I remember watching a show where the lead character was wrapped up in a case that hit close to home. It made her question and think about everything she’d done, and not done, in her life. At one point she has trouble differentiating her life from the case. As she’s sorting through the turmoil and dealing with the painful introspection, a friend tells her a story.

He had read an article about how the brain can be misled by what it thinks it sees. They had participants wear glasses with prisms in them that skewed their vision and made things seem “off”. As a result, every time they went to pick up an item it was just out of reach.

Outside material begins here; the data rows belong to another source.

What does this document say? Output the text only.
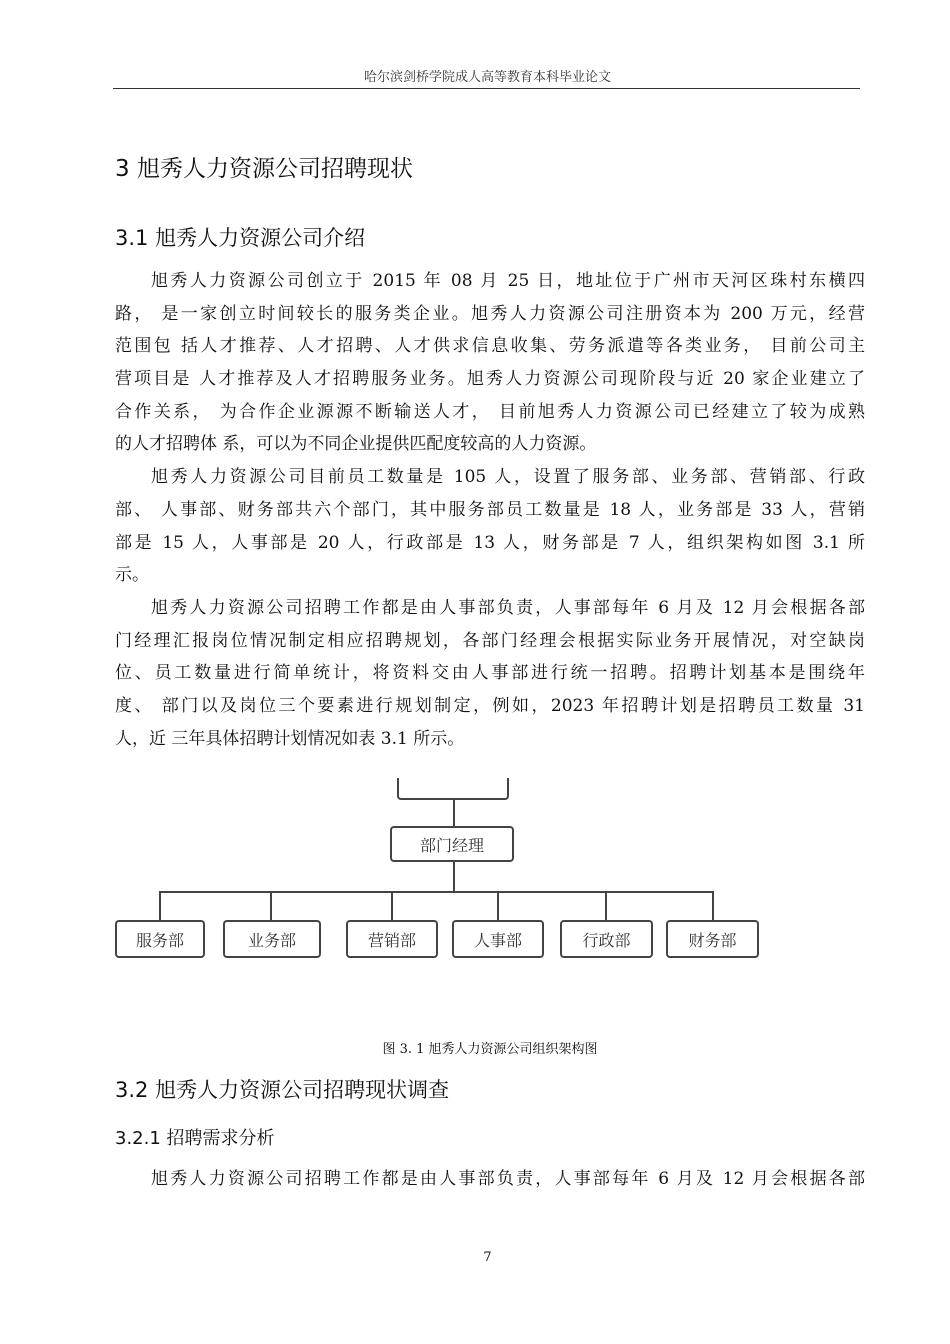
哈尔滨剑桥学院成人高等教育本科毕业论文
3 旭秀人力资源公司招聘现状
3.1 旭秀人力资源公司介绍
旭秀人力资源公司创立于 2015 年 08 月 25 日，地址位于广州市天河区珠村东横四
路， 是一家创立时间较长的服务类企业。旭秀人力资源公司注册资本为 200 万元，经营
范围包 括人才推荐、人才招聘、人才供求信息收集、劳务派遣等各类业务， 目前公司主
营项目是 人才推荐及人才招聘服务业务。旭秀人力资源公司现阶段与近 20 家企业建立了
合作关系， 为合作企业源源不断输送人才， 目前旭秀人力资源公司已经建立了较为成熟
的人才招聘体 系，可以为不同企业提供匹配度较高的人力资源。
旭秀人力资源公司目前员工数量是 105 人，设置了服务部、业务部、营销部、行政
部、 人事部、财务部共六个部门，其中服务部员工数量是 18 人，业务部是 33 人，营销
部是 15 人，人事部是 20 人，行政部是 13 人，财务部是 7 人，组织架构如图 3.1 所
示。
旭秀人力资源公司招聘工作都是由人事部负责，人事部每年 6 月及 12 月会根据各部
门经理汇报岗位情况制定相应招聘规划，各部门经理会根据实际业务开展情况，对空缺岗
位、员工数量进行简单统计，将资料交由人事部进行统一招聘。招聘计划基本是围绕年
度、 部门以及岗位三个要素进行规划制定，例如，2023 年招聘计划是招聘员工数量 31
人，近 三年具体招聘计划情况如表 3.1 所示。
部门经理
服务部	业务部	营销部	人事部	行政部	财务部
图 3. 1 旭秀人力资源公司组织架构图
3.2 旭秀人力资源公司招聘现状调查
3.2.1 招聘需求分析
旭秀人力资源公司招聘工作都是由人事部负责，人事部每年 6 月及 12 月会根据各部
7
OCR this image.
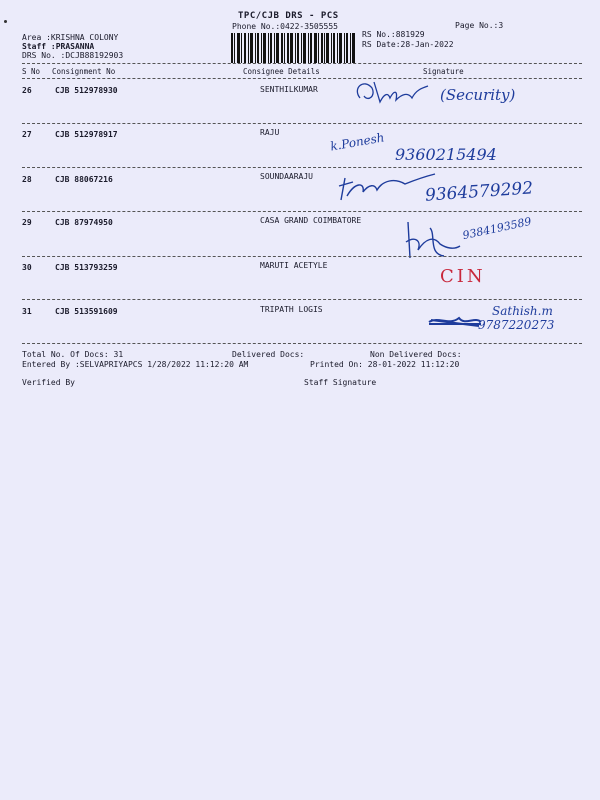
TPC/CJB DRS - PCS
Phone No.:0422-3505555	Page No.:3
RS No.:881929
RS Date:28-Jan-2022
Area :KRISHNA COLONY
Staff :PRASANNA
DRS No. :DCJB88192903
S No Consignment No	Consignee Details	Signature
26	CJB 512978930	SENTHILKUMAR	(Security)
27	CJB 512978917	RAJU	k.Ponesh
9360215494
28	CJB 88067216	SOUNDAARAJU
9364579292
29	CJB 87974950	CASA GRAND COIMBATORE	9384193589
30	CJB 513793259	MARUTI ACETYLE
CIN
31	CJB 513591609	TRIPATH LOGIS	Sathish.m
9787220273
Total No. Of Docs: 31	Delivered Docs:	Non Delivered Docs:
Entered By :SELVAPRIYAPCS 1/28/2022 11:12:20 AM	Printed On: 28-01-2022 11:12:20
Verified By	Staff Signature
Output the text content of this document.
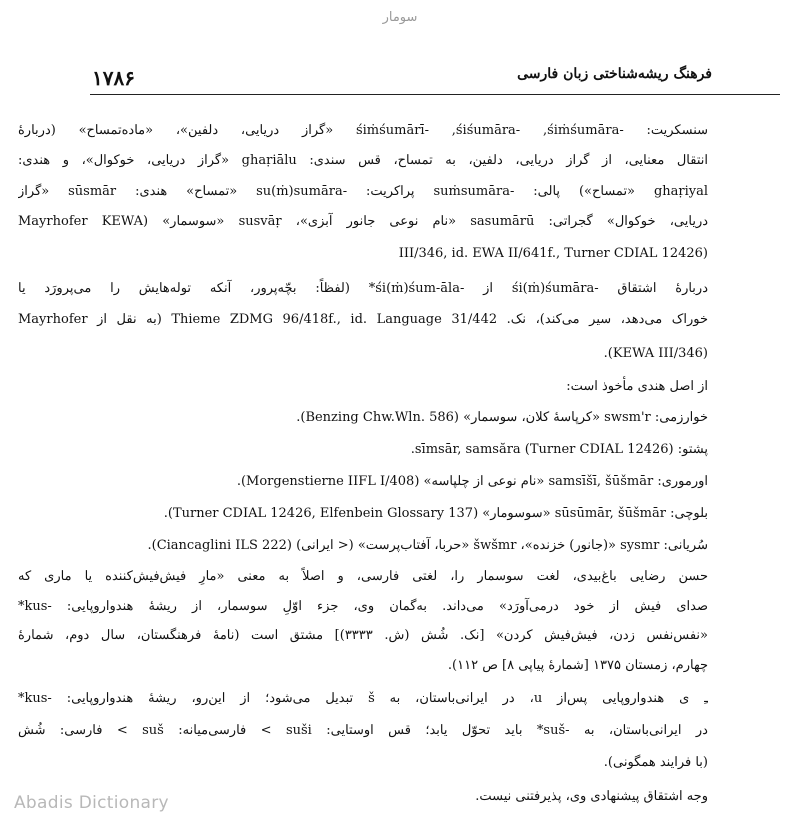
سومار
۱۷۸۶	فرهنگ ریشه‌شناختی زبان فارسی
سنسکریت: -śiṁśumārī- ,śiśumāra- ,śiṁśumāra «گراز دریایی، دلفین»، «ماده‌تمساح» (دربارهٔ
انتقال معنایی، از گراز دریایی، دلفین، به تمساح، قس سندی: ghaṛiālu «گراز دریایی، خوکوال»، و هندی:
ghaṛiyal «تمساح») پالی: -suṁsumāra پراکریت: -su(ṁ)sumāra «تمساح» هندی: sūsmār «گراز
دریایی، خوکوال» گجراتی: sasumārū «نام نوعی جانور آبزی»، susvāṛ «سوسمار» (Mayrhofer KEWA
(III/346, id. EWA II/641f., Turner CDIAL 12426
دربارهٔ اشتقاق -śi(ṁ)śumāra از -śi(ṁ)śum-āla* (لفظاً: بچّه‌پرور، آنکه توله‌هایش را می‌پرورَد یا
خوراک می‌دهد، سیر می‌کند)، نک. Thieme ZDMG 96/418f., id. Language 31/442 (به نقل از Mayrhofer
(KEWA III/346).
از اصل هندی مأخوذ است:
خوارزمی: swsm'r «کرپاسهٔ کلان، سوسمار» (Benzing Chw.Wln. 586).
پشتو: sīmsār, samsăra (Turner CDIAL 12426).
اورموری: samsīšī, šūšmār «نام نوعی از چلپاسه» (Morgenstierne IIFL I/408).
بلوچی: sūsūmār, šūšmār «سوسومار» (Turner CDIAL 12426, Elfenbein Glossary 137).
سُریانی: sysmr «(جانور) خزنده»، šwšmr «حربا، آفتاب‌پرست» (< ایرانی) (Ciancaglini ILS 222).
حسن رضایی باغ‌بیدی، لغت سوسمار را، لغتی فارسی، و اصلاً به معنی «مارِ فیش‌فیش‌کننده یا ماری که
صدای فیش از خود درمی‌آورَد» می‌داند. به‌گمان وی، جزء اوّلِ سوسمار، از ریشهٔ هندواروپایی: -kus*
«نفس‌نفس زدن، فیش‌فیش کردن» [نک. شُش (ش. ۳۳۳۳)] مشتق است (نامهٔ فرهنگستان، سال دوم، شمارهٔ
چهارم، زمستان ۱۳۷۵ [شمارهٔ پیاپی ۸] ص ۱۱۲).
ـِ ی هندواروپایی پس‌از u، در ایرانی‌باستان، به š تبدیل می‌شود؛ از این‌رو، ریشهٔ هندواروپایی: -kus*
در ایرانی‌باستان، به -suš* باید تحوّل یابد؛ قس اوستایی: suši > فارسی‌میانه: suš > فارسی: شُش
(با فرایند همگونی).
وجه اشتقاق پیشنهادی وی، پذیرفتنی نیست.
Abadis Dictionary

It took 3 days for the brain to acclimate to the glasses and make the world right again. When the glasses were removed, the participants experienced the same issue. Everything was just out of sync, causing them to miscalculate where items were in space. Three days later they were back to “normal.”

I actually experienced this when my daughter and I visited a children’s museum years ago. What a strange sensation, knowing the brain can be “tricked” into believing the world has shifted. Then tricked again when returning to “normal.” We looked at a picture 30 feet away that appeared to be “normal”, but up close, had a grotesquely shaped eyeball and missing parts to the nose and mouth. Our brains just “filled in the blanks” to make it right. From a distance the picture looked perfect! The brain is incredibly adept at dealing with changes.

Lose the eyesight in one eye and that side is filled in by what the brain believes should be there. It appears to be surprisingly quick to bend reality when normal perception is disrupted. In one study a stroke patient was experiencing distorted vision after losing the optical pathways from the upper left field. It turned out his mind was striving to compensate for the loss, by stretching what it saw in other fields towards the blank area. So what you or I would see as a square appeared to him as a tall rectangle. Functional magnetic resonance imaging (fMRI) showed the part of the brain that had been deprived of the information was taking on data from the adjacent areas to fill in the blanks. Changes such as these can happened almost instantaneously.

It appears the brain does not simply process or filter information, but actively interprets the data and then desperately tries to make sense of it. This shows just how flexible the adult brain can be and its stunning ability to adjust to the moment-to-moment changes we experience in life.

Humans have an incredible ability to survive and persevere. We’re resilient and adaptive. After horrifying disasters we have jumped forward in ways we never thought possible. After world wars we finally understood the need for a world wide pact that refused to let such destruction reoccur. After decades of racial injustice we finally moved into an era that demanded equality for all. We broke free of the forces tying us to Earth and sought what was beyond. For a decade we saw incredible advancements and an understanding that we’re all connected together, what happens on one side of the globe impacts the other- from our health to climate changes, violence, poverty and the economy.

We can no longer isolate our own perceived needs without threatening ourselves and others. We’ve lost far too many lives to this infection. Each is a tragedy- the next one could be someone you love. We are the greatest nation in the world, with the most creative, brilliant and innovative minds. After every disaster a new age of wisdom and goodness has been seen.

I wish we didn’t have to get to the brink and face the abyss before we change paths. But that’s where we are now. I don’t know what the new “normal” will turn out to be but I fervently hope it is a wiser,  healthier, safer, more judicious, truthful and kinder one than we are seeing today. A normal based on the realization that only through science, being prepared, disseminating facts and educating the populace, will we succeed and fend off this and any other pandemic in our future.